In keeping with much existing research, the results of our study suggest that embryo quality has a significant positive effect on LBR [26,27,28]. In addition, after multivariate logistic regression analysis, blastocyst expansion on day 5 is independently associated with an increase in LBR compared with day 6 blastocyst expansion. This supports a study by Ferreux et al. which found that LBR following TBT is higher with blastocysts expanded on day 5 than day 6 [29].

This study has several limitations. Firstly, the morphological method is a poor predictive value in embryo selection, although blastocyst quality was uniform among the groups. Secondly, the study is limited by the subjective nature of morphological assessment, even though inter-embryologist variability is minimal in our practice. Thirdly, the nature of retrospective studies is a limitation. Further prospective studies are needed to confirm our findings.
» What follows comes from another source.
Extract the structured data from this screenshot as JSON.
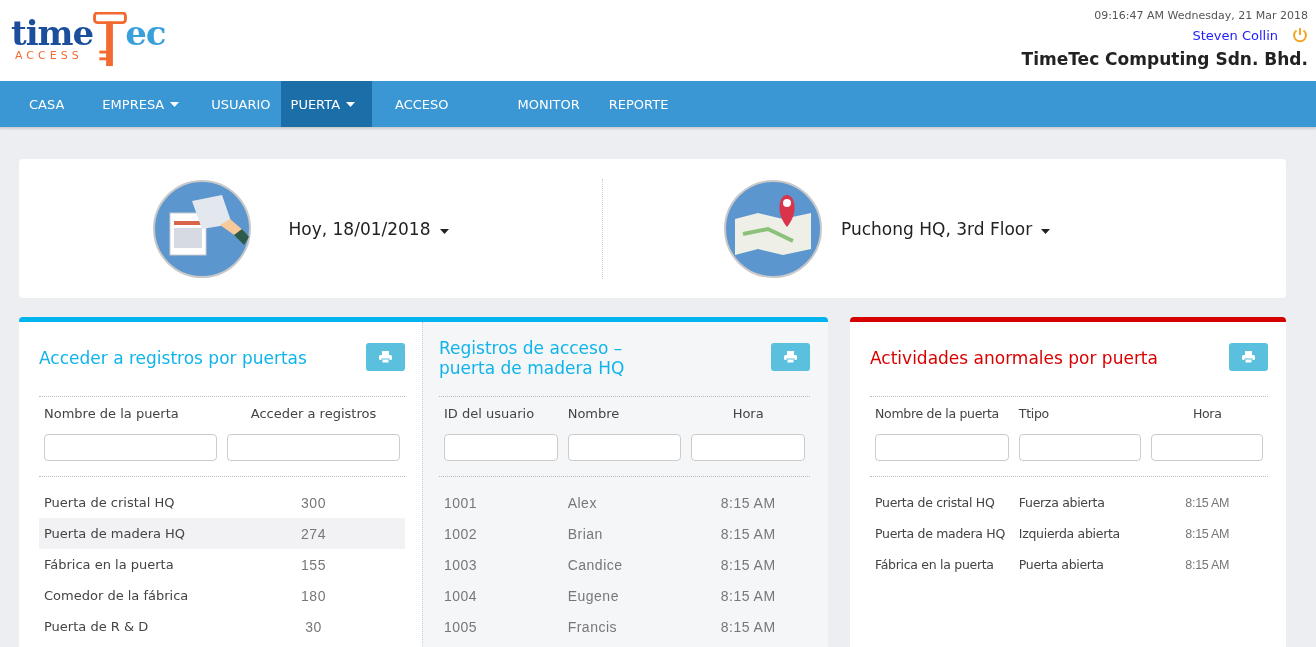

In conclusion, this study provides strong evidences that fair blastocysts which have been derived from ≤ 6 cell embryos on day 3 exhibit disadvantages over those derived from 8-cell embryos on day 3. However, these disadvantages disappear in high quality blastocysts. Therefore, when transferring blastocysts, an evaluation of the cleavage stage should be performed along with blastocyst morphology to shorten the time of conceiving.